For dealing with complex expressions there are the methods

```     ex ex::conjugate();
ex ex::real_part();
ex ex::imag_part();
```

that return respectively the complex conjugate, the real part and the imaginary part of an expression. Complex conjugation works as expected for all built-in functions and objects. Taking real and imaginary parts has not yet been implemented for all built-in functions. In cases where it is not known how to conjugate or take a real/imaginary part one of the functions `conjugate`, `real_part` or `imag_part` is returned.

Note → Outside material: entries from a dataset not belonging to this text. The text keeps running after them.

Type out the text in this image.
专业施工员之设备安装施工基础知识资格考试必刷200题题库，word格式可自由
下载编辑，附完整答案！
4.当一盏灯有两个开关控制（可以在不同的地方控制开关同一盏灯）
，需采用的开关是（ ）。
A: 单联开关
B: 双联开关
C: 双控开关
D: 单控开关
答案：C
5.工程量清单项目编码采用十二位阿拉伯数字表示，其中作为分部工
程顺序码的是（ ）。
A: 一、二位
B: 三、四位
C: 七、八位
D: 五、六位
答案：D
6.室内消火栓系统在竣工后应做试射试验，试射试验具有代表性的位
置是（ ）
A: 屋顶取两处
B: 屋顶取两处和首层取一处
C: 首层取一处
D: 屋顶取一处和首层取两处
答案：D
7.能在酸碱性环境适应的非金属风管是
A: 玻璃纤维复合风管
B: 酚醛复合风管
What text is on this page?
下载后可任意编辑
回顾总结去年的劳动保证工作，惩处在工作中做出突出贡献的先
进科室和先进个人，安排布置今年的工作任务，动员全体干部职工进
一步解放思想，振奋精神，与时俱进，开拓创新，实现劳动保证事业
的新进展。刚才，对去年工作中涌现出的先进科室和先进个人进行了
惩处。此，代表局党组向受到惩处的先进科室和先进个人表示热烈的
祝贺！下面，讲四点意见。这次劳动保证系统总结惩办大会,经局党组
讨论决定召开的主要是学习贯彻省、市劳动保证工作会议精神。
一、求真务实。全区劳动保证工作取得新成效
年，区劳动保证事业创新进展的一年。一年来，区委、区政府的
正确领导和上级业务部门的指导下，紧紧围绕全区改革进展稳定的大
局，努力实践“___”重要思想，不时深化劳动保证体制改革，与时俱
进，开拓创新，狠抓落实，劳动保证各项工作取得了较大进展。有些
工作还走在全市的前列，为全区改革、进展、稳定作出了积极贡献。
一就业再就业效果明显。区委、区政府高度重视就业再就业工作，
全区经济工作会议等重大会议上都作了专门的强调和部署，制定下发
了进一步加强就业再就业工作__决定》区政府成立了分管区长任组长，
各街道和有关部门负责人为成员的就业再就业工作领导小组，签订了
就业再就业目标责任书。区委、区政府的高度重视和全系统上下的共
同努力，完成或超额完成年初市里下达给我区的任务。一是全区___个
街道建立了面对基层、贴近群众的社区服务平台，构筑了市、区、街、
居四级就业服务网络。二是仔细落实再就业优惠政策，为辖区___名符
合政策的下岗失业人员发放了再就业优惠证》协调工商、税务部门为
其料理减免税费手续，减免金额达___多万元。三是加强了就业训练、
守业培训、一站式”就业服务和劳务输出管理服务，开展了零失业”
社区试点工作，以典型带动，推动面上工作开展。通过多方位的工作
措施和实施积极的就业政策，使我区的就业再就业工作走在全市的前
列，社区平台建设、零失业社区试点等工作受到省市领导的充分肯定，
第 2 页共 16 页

For instance, in case of a complex symbol `x` (symbols are complex by default), one could not simplify `conjugate(x)`. In the case of strings of gamma matrices, the `conjugate` method takes the Dirac conjugate.

For example,

```     {
varidx a(symbol("a"), 4), b(symbol("b"), 4);
symbol x("x");
realsymbol y("y");

cout << (3*I*x*y + sin(2*Pi*I*y)).conjugate() << endl;
// -> -3*I*conjugate(x)*y+sin(-2*I*Pi*y)
cout << (dirac_gamma(a)*dirac_gamma(b)*dirac_gamma5()).conjugate() << endl;
// -> -gamma5*gamma~b*gamma~a
}
```

If you declare your own GiNaC functions and you want to conjugate them, you will have to supply a specialized conjugation method for them (see Symbolic functions and the GiNaC source-code for `abs` as an example). GiNaC does not automatically conjugate user-supplied functions by conjugating their arguments because this would be incorrect on branch cuts. Also, specialized methods can be provided to take real and imaginary parts of user-defined functions.